Hofal’s shoulders shook. “I know,” he said quietly. “I know.” He exhaled a shuddering breath. “I can’t run now. I can’t be a coward. But Toren… If you want to go after Mardeth, Nirmala is where you should start.”

I nodded, still content to just keep the older mage company. Even the strongest of us needed a shoulder to lean on sometimes.

“Telling you Mardeth’s strength probably won’t dissuade you from trying, though, will it?” he asked somewhat morosely.

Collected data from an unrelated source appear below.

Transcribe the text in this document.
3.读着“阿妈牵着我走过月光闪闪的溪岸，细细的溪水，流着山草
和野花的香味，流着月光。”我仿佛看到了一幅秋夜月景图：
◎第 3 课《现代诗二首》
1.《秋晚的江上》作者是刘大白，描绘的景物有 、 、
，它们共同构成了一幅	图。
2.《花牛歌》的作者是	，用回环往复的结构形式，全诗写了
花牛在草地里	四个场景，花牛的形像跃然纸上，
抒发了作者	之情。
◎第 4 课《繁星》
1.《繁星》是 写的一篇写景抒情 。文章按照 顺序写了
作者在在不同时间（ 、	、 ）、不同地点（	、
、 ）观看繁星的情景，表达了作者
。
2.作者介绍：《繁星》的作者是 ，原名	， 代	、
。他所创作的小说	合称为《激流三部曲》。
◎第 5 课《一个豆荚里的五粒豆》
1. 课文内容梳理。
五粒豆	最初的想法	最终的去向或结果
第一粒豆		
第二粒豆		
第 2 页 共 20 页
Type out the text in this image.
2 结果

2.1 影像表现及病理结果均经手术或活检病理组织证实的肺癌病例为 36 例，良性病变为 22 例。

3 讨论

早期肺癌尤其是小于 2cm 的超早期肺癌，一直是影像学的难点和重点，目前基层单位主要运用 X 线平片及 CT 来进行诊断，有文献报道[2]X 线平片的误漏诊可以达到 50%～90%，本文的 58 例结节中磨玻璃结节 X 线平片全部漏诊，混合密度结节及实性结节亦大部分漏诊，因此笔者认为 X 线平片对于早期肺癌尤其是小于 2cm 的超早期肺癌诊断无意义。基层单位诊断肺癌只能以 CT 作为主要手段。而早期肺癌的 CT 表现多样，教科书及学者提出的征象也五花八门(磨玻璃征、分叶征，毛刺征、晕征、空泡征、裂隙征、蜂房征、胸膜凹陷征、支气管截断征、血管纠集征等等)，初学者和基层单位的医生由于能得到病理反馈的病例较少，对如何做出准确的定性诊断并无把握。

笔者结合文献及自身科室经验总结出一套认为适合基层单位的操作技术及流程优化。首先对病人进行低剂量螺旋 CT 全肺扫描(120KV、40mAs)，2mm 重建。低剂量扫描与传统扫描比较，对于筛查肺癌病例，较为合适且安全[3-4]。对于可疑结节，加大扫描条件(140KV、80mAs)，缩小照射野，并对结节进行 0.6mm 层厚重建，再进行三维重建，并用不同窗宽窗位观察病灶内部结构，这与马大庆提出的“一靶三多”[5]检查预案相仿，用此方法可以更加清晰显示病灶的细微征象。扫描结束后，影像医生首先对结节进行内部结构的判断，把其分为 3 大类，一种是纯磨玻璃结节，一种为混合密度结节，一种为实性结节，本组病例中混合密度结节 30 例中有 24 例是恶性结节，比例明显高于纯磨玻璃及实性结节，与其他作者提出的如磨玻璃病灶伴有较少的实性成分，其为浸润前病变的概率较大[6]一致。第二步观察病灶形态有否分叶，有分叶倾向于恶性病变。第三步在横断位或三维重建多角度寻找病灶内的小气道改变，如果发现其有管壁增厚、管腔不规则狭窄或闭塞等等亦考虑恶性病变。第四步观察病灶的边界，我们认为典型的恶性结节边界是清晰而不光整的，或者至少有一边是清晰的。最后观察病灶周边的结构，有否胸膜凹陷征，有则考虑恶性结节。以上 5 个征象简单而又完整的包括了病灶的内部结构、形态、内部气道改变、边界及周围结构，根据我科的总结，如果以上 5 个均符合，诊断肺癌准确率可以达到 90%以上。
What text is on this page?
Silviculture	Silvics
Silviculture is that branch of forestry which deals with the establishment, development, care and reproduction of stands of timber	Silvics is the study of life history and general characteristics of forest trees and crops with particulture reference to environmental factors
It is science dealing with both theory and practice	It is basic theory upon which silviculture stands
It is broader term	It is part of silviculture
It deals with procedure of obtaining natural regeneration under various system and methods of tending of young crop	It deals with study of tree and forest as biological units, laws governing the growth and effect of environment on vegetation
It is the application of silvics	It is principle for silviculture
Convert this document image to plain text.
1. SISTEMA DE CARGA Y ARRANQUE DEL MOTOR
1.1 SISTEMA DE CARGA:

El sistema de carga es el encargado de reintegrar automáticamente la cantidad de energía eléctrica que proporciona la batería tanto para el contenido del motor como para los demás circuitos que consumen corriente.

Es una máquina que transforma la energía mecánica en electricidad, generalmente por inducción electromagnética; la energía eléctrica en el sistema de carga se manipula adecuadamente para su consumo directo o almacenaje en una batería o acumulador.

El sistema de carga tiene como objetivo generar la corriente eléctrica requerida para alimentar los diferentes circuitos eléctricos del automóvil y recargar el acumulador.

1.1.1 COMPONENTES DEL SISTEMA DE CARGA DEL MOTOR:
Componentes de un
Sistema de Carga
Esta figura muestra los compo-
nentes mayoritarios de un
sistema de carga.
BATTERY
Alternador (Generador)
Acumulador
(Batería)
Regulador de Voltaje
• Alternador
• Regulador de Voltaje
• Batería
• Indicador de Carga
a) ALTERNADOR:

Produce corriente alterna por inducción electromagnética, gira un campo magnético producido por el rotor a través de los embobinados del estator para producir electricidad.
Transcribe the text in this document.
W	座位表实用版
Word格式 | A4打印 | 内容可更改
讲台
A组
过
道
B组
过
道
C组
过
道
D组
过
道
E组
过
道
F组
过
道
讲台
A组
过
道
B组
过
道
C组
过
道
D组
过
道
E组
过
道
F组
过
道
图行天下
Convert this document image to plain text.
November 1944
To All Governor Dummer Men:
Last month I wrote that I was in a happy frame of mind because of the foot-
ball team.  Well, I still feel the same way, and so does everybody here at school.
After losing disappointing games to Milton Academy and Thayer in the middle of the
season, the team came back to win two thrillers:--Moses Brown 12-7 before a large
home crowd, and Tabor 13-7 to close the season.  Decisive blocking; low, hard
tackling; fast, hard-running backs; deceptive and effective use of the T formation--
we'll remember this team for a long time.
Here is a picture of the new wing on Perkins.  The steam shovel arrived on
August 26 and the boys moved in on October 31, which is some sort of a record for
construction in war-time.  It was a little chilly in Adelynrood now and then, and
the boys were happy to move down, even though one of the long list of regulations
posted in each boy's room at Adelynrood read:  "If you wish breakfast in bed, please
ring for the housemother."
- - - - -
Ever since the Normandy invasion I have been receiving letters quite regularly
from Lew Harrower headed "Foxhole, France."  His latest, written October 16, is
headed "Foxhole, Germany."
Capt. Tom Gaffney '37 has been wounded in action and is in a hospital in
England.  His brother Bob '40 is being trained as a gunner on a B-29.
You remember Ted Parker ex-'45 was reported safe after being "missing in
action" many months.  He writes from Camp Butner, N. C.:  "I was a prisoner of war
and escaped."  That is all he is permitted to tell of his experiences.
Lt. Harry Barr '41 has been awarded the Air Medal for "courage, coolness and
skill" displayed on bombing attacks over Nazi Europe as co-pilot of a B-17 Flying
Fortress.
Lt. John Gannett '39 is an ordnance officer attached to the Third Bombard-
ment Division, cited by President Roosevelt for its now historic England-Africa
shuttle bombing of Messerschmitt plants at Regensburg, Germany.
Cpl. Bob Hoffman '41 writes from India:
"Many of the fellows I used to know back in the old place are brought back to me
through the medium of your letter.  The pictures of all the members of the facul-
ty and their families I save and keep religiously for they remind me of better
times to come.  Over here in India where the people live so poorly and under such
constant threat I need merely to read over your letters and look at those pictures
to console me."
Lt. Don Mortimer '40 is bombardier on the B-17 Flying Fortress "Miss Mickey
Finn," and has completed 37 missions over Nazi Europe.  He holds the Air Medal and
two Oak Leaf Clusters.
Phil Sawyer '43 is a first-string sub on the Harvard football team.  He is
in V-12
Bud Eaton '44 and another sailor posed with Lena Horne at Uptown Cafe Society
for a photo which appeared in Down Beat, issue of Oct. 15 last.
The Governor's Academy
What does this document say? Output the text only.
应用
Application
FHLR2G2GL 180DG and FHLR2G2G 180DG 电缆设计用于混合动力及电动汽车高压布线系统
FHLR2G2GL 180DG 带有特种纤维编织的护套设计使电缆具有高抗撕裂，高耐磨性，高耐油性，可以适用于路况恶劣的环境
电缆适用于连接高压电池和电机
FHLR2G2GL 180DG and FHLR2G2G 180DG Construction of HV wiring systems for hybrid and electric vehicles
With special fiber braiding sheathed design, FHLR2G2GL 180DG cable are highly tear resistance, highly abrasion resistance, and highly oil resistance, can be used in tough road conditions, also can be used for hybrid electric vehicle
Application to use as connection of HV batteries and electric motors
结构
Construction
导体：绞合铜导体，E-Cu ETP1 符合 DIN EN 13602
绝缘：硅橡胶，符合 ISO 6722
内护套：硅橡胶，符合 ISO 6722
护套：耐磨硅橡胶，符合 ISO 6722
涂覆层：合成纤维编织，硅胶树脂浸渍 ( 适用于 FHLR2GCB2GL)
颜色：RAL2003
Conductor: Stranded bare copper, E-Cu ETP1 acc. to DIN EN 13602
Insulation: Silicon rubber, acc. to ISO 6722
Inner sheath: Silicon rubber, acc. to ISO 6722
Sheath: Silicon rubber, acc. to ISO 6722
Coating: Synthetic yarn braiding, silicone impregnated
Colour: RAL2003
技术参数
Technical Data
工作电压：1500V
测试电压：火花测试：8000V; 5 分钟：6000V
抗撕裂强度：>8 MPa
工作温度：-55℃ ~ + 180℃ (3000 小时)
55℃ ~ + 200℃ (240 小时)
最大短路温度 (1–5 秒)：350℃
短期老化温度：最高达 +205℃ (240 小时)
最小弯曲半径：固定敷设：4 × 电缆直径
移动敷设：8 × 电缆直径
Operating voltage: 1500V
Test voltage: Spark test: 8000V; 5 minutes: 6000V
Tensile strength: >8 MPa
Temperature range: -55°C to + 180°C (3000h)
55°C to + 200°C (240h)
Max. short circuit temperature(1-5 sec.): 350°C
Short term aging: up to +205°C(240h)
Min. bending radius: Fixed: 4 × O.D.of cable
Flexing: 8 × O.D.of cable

I smiled wryly. “I’ve got less than a year to finish this blithe-stained rivalry of mine,” I said. “And I will finish it, Hof. But I’m stronger than you might think.”

The old man sagged. “I know you are. So many things I know, but can’t accept.”

I matched gazes with the glittering stained glass portrait of a Vritra far in the distance. My goals were set. Nico was my ultimate goal, but that was going to take time. Before I was strong enough to kill a Scythe, I needed to fulfill my promise to Sevren Denoir. Spreading my musical understanding was a good stepping stone to changing this continent.

But in the midst of all of that, I had another time limit. Mardeth's deterrent would be gone by next autumn, and the only chance this district had at peace was my blade.